Methods: To identify the already used hardware and software sensors and their purposes in mental health monitoring, an umbrella review was conducted. Three electronic databases, including PubMed, Web of Science Core Collection, and Scopus, were searched using smartphone, sensor data, and depression keyword combination to retrieve relevant literature reviews published within the last 5 years (2019-2024). Once the initial search was completed, the extracted hardware sensors were checked for availability on Android and iOS smartphones by analyzing device specifications in PhoneDB over the last 10 years.
Results: The extracted data streams observed across the 9 included studies covered 16 hardware and 3 software data streams. Hardware data streams included accelerometers, barometers, battery levels, Bluetooth, cameras, cellular networks, GPSs, gyroscopes, humidity, light sensors, magnetometers, proximity sensors, sound sensors, step counters, temperature sensors, and Wi-Fi. Software data streams included app usage, call and message logs, and screen status. Hardware component availability on Android and iOS systems showed the changes in component trends from 2014 to 2024 as of September 2024, with the accelerometers, batteries, cameras, and GPSs remaining consistent on Android and iOS, while components such as gyroscopes, step counters, and barometers gradually increased over the years, particularly on Android.

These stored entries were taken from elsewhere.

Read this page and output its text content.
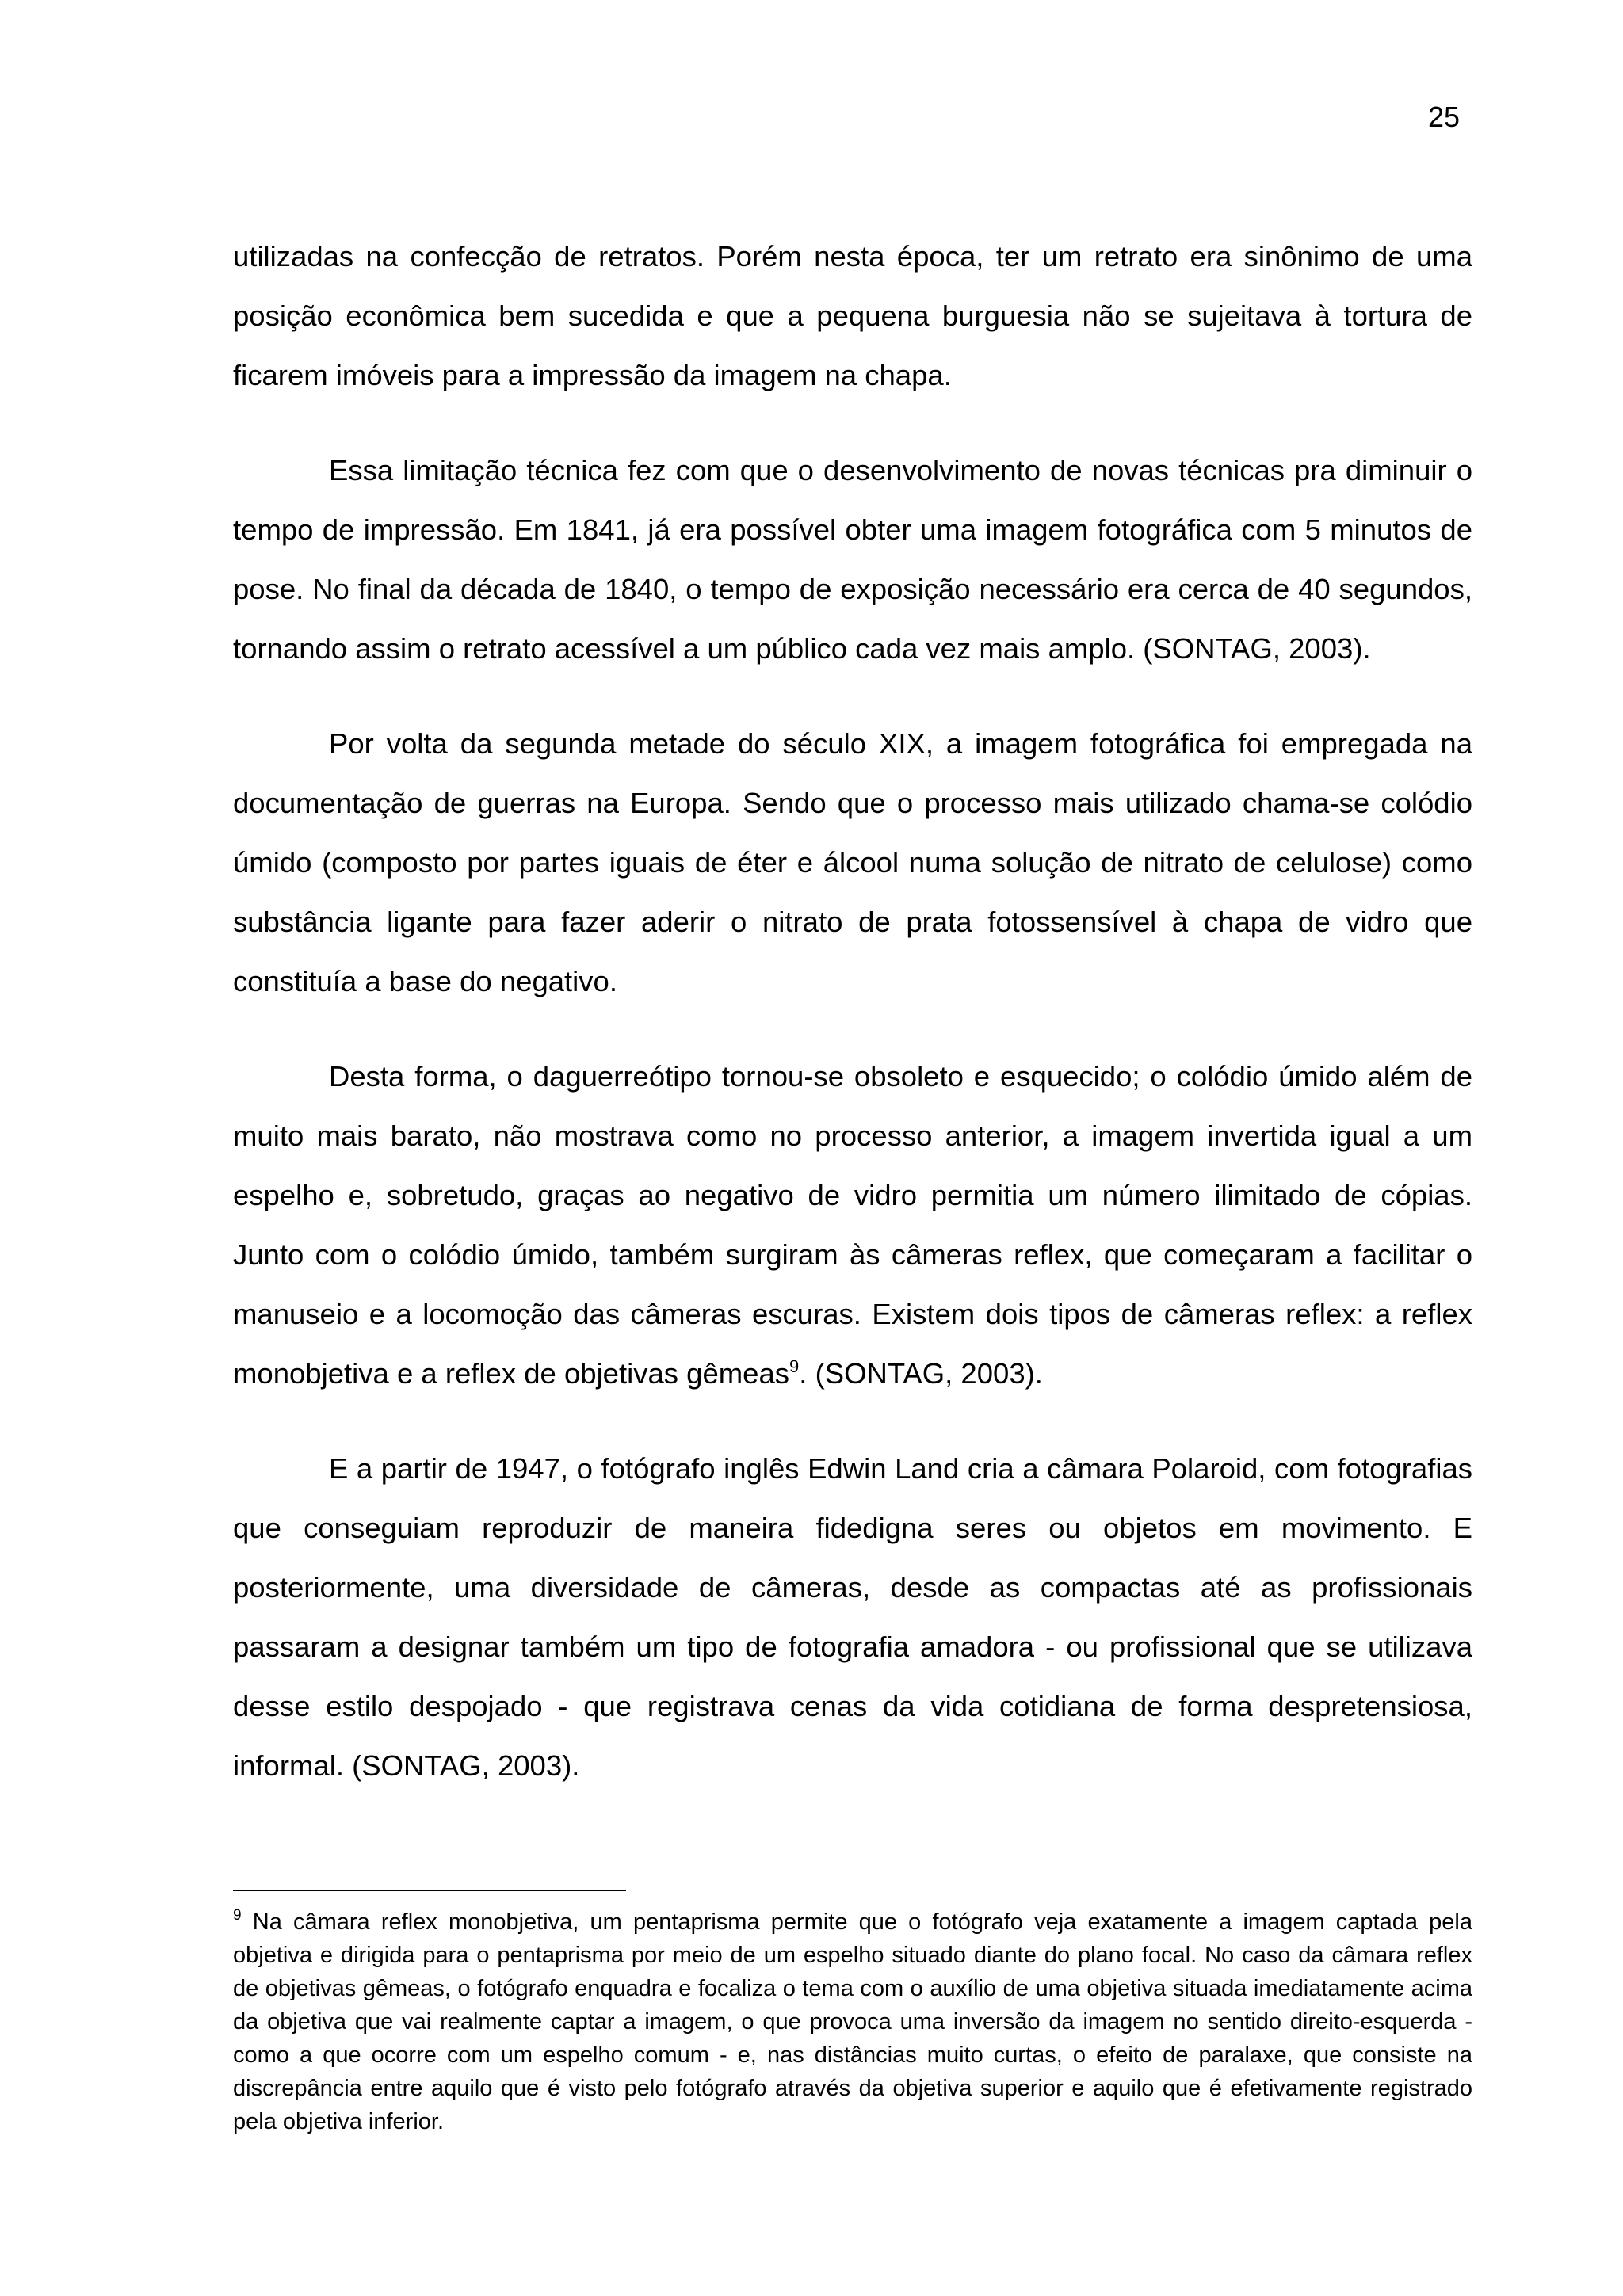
25

utilizadas na confecção de retratos. Porém nesta época, ter um retrato era sinônimo de uma posição econômica bem sucedida e que a pequena burguesia não se sujeitava à tortura de ficarem imóveis para a impressão da imagem na chapa.

Essa limitação técnica fez com que o desenvolvimento de novas técnicas pra diminuir o tempo de impressão. Em 1841, já era possível obter uma imagem fotográfica com 5 minutos de pose. No final da década de 1840, o tempo de exposição necessário era cerca de 40 segundos, tornando assim o retrato acessível a um público cada vez mais amplo. (SONTAG, 2003).

Por volta da segunda metade do século XIX, a imagem fotográfica foi empregada na documentação de guerras na Europa. Sendo que o processo mais utilizado chama-se colódio úmido (composto por partes iguais de éter e álcool numa solução de nitrato de celulose) como substância ligante para fazer aderir o nitrato de prata fotossensível à chapa de vidro que constituía a base do negativo.

Desta forma, o daguerreótipo tornou-se obsoleto e esquecido; o colódio úmido além de muito mais barato, não mostrava como no processo anterior, a imagem invertida igual a um espelho e, sobretudo, graças ao negativo de vidro permitia um número ilimitado de cópias. Junto com o colódio úmido, também surgiram às câmeras reflex, que começaram a facilitar o manuseio e a locomoção das câmeras escuras. Existem dois tipos de câmeras reflex: a reflex monobjetiva e a reflex de objetivas gêmeas$^9$. (SONTAG, 2003).

E a partir de 1947, o fotógrafo inglês Edwin Land cria a câmara Polaroid, com fotografias que conseguiam reproduzir de maneira fidedigna seres ou objetos em movimento. E posteriormente, uma diversidade de câmeras, desde as compactas até as profissionais passaram a designar também um tipo de fotografia amadora - ou profissional que se utilizava desse estilo despojado - que registrava cenas da vida cotidiana de forma despretensiosa, informal. (SONTAG, 2003).

$^9$ Na câmara reflex monobjetiva, um pentaprisma permite que o fotógrafo veja exatamente a imagem captada pela objetiva e dirigida para o pentaprisma por meio de um espelho situado diante do plano focal. No caso da câmara reflex de objetivas gêmeas, o fotógrafo enquadra e focaliza o tema com o auxílio de uma objetiva situada imediatamente acima da objetiva que vai realmente captar a imagem, o que provoca uma inversão da imagem no sentido direito-esquerda - como a que ocorre com um espelho comum - e, nas distâncias muito curtas, o efeito de paralaxe, que consiste na discrepância entre aquilo que é visto pelo fotógrafo através da objetiva superior e aquilo que é efetivamente registrado pela objetiva inferior.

Conclusions: Multiple data streams identified in the literature review showed a consistent increase in availability over time, enabling improved use of these outputs for depression forecasting and the training of machine learning models with diverse smartphone data, including sensor-derived information. For more precise and reliable data to be used in the mental health field, particularly in critical areas such as tracking and predicting changes in depression severity, further research is required to streamline smartphone data across varying mobile hardware and software configurations to provide reliable output for digital mental health purposes.